There are 3 common cuffs used for business shirts and they are the French, barrel and cocktail cuff.
The barrel cuff is the most common cuff used. It works well in both formal and semi-formal situations. Barrel cuffs come with one, two or three button setups. The two-button setup is the way to go. A barrel cuff should have tapered edges that meet when the cuff is buttoned.
The French cuff or double cuff are twice as long as the barrel cuff and folds back on itself. Once folded back you drive the cufflink directly through the button hole from top to bottom through 4 layers of cuff fabric.
The cocktail cuff is similar to the French cuff. It folds back on itself stiffly and buttons up. There is no need for cufflinks for the cocktail or James Bond cuffs.
Button settings for each cuff can have slight variance. Most quality business shirts offer a button setting to allow you to wear a watch. Shirts used to only offer this option on the left hand as this was the watch hand. Nowadays dress shirts are often fitted with this button setup on both cuffs. So, you can have one cuff loosely buttoned to accommodate your watch.
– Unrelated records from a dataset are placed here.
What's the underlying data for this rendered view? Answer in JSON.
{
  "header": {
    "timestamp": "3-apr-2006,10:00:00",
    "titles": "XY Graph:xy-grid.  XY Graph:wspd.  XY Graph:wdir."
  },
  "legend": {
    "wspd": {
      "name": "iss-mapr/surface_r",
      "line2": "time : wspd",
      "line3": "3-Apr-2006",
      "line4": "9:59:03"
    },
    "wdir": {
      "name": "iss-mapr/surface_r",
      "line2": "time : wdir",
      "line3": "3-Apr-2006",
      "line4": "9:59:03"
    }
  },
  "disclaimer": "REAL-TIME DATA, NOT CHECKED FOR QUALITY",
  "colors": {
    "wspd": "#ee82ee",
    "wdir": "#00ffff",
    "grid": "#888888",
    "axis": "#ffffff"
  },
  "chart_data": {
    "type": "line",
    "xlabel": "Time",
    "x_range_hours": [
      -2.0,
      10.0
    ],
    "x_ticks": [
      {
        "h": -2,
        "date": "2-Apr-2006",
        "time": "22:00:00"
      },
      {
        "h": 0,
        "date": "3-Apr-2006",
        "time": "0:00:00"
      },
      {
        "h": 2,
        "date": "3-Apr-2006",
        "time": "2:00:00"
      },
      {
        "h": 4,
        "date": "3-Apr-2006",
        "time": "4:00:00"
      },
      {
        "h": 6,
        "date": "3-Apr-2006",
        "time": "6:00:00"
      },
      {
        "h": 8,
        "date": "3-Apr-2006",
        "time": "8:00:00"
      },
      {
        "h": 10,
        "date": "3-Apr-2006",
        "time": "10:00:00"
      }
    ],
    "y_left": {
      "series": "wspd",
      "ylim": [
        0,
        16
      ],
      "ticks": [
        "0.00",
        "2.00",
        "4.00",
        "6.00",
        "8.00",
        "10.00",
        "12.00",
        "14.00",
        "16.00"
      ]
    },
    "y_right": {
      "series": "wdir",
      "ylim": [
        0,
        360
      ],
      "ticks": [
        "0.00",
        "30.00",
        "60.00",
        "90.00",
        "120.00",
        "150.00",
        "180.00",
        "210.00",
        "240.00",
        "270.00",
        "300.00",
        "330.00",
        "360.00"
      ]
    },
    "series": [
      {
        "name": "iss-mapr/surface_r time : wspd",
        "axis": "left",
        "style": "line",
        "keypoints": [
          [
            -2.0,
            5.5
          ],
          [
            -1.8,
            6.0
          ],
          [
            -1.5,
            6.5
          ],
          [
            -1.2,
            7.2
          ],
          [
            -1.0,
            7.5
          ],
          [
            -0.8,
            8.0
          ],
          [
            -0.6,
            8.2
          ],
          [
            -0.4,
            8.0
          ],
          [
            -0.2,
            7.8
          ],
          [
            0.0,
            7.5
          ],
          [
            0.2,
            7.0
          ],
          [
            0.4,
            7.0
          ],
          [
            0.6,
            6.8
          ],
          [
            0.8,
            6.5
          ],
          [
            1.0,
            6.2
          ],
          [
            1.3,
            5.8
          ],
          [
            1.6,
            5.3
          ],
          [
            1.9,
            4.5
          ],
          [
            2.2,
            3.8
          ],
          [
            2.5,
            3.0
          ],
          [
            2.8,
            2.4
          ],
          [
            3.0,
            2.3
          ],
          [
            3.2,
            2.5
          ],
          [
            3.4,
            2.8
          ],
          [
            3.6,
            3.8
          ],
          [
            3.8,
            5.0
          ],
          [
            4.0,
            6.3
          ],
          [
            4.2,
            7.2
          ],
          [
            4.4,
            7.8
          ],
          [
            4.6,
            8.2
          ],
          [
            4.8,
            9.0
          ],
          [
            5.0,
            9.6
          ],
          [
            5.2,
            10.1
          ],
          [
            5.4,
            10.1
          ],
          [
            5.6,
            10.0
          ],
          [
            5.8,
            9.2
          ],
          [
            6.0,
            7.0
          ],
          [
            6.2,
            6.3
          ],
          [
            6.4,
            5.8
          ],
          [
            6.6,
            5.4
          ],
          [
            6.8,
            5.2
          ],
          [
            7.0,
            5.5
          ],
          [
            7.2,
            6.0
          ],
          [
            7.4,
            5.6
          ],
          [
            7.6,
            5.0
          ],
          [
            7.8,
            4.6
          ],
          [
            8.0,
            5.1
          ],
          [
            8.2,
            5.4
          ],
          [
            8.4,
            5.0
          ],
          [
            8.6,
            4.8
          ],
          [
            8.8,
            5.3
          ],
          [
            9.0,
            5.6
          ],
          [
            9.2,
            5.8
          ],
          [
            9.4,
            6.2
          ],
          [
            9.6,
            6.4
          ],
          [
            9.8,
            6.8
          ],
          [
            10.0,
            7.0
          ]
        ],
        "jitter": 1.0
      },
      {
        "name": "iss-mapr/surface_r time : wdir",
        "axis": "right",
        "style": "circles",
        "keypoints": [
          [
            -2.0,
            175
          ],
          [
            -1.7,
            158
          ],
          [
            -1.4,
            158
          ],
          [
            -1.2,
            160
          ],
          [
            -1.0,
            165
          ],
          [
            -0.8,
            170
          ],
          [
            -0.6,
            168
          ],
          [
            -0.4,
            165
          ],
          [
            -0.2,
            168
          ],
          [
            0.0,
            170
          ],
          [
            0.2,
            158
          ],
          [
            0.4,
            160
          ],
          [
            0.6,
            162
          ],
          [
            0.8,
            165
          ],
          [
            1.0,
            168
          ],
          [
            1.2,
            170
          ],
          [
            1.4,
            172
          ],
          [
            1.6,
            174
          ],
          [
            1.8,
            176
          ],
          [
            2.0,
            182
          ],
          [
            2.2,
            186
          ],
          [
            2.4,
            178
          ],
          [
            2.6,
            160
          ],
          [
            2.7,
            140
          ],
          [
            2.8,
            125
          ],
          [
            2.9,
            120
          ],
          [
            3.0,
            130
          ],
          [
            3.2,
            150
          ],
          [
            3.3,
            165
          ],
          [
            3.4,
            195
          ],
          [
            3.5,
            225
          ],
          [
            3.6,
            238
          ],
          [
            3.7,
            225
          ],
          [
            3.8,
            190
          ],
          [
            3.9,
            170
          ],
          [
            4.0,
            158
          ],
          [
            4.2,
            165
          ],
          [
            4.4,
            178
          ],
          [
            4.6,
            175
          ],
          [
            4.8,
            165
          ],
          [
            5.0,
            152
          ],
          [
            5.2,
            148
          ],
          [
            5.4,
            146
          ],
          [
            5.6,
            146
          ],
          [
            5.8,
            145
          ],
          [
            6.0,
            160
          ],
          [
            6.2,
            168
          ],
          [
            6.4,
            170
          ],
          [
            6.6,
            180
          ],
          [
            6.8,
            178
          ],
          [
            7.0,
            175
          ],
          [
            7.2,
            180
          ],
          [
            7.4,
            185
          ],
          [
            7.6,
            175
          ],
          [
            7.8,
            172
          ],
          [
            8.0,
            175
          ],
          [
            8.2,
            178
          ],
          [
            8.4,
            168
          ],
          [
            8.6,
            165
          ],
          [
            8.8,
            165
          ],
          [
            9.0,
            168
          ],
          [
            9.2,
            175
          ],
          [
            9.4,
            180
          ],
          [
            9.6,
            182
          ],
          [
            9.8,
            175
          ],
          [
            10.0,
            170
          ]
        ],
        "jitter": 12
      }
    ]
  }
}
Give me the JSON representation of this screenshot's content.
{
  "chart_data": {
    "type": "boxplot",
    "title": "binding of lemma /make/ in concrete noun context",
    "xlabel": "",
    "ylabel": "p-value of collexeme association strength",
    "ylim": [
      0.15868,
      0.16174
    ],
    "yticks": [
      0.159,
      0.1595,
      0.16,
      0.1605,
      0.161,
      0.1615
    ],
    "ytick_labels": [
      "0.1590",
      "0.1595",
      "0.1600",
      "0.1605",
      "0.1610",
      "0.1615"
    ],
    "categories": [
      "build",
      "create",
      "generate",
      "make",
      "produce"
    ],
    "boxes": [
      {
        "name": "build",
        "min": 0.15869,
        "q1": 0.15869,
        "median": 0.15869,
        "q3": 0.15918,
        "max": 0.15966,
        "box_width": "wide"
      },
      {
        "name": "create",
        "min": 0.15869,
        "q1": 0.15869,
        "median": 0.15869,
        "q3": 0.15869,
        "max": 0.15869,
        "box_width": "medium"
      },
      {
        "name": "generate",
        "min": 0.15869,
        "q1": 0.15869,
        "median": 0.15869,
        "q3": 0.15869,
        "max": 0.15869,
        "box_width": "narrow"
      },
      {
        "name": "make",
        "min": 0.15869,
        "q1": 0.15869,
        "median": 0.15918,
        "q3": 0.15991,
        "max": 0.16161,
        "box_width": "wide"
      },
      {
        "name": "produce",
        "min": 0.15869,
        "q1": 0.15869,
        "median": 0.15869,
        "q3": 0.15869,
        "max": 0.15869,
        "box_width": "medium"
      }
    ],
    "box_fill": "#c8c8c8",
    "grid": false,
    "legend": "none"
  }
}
The placket takes on the load of the buttons down the center of the shirt. Having a placket doesn’t necessarily equate to a quality and workmanship, and it’s up to the wearer to decide their personal preference.
The normal or conventional placket is the most commonly used and gives the shirt an added lifespan and supports the button load.
The French placket simply folds the fabric to the inside of the shirt so the stitching on the front is invisible.
The fly placket has a line of material concealing the shirt buttons underneath. You will see a fly placket at black tie events when tuxedos are worn.
The contrast placket is a modern version. The placket in this case is a different fabric to the main shirt body. You may have seen people with similar fabric contrast used in the underside of a cuff.
The pleats on a shirt are most often overlooked when purchasing an off the shelf quality dress shirt. The pleat was originally designed to aid movement through the shoulder and back. A skillful tailor or manufacture can apply a pleat through the back of the shirt while keeping access material to minimum. Having a good quality pleat is a sign of good shirt this adds considerable time to the manufacturing process and for that reason many of the cheaper business shirts skip this process.
A plain pleat is standard straight fitting back. Having this gives you a minimal range of shirt movement through the back.
Side pleats are reserved for more formal dress shirts. They give a nice clean fit and are recommended for slim fit business shirts.
A box pleat is the most commonly used pleat
An inverted pleat is the just the opposite of the box pleat.
If you are wearing your business shirt exclusively with a suit and only tucked in, a slightly longer shirt is preferable. You are better off having your shirt completely tucked in without the worry of a wardrobe malfunction and becoming untucked. You can always try a shirt with less length and wear it untucked. This way you don’t look as formal but it can be a tricky look to pull off.
The sleeves should be sewn on last, positioned correctly to line up perfectly with the body of the dress shirt. Cheaper business shirts often have the sleeves sewn during the shirt manufacturing and in these cases the sleeves tend to not sit right when wearing the business shirt. When you look at the armpit of the dress shirt the seams should line up perfectly in a plus shape. This is a very easy spot to check shirt quality.
It’s important to match all great quality shirt aspects with what makes you feel the best. You being comfortable is the most import part of a great business shirt. Be wary of expensive dress shirts, shirt manufacturers nowadays are following these guidelines and supplying top quality and well priced shirts. With this guide, you can now judge a quality shirt based on the price yourself.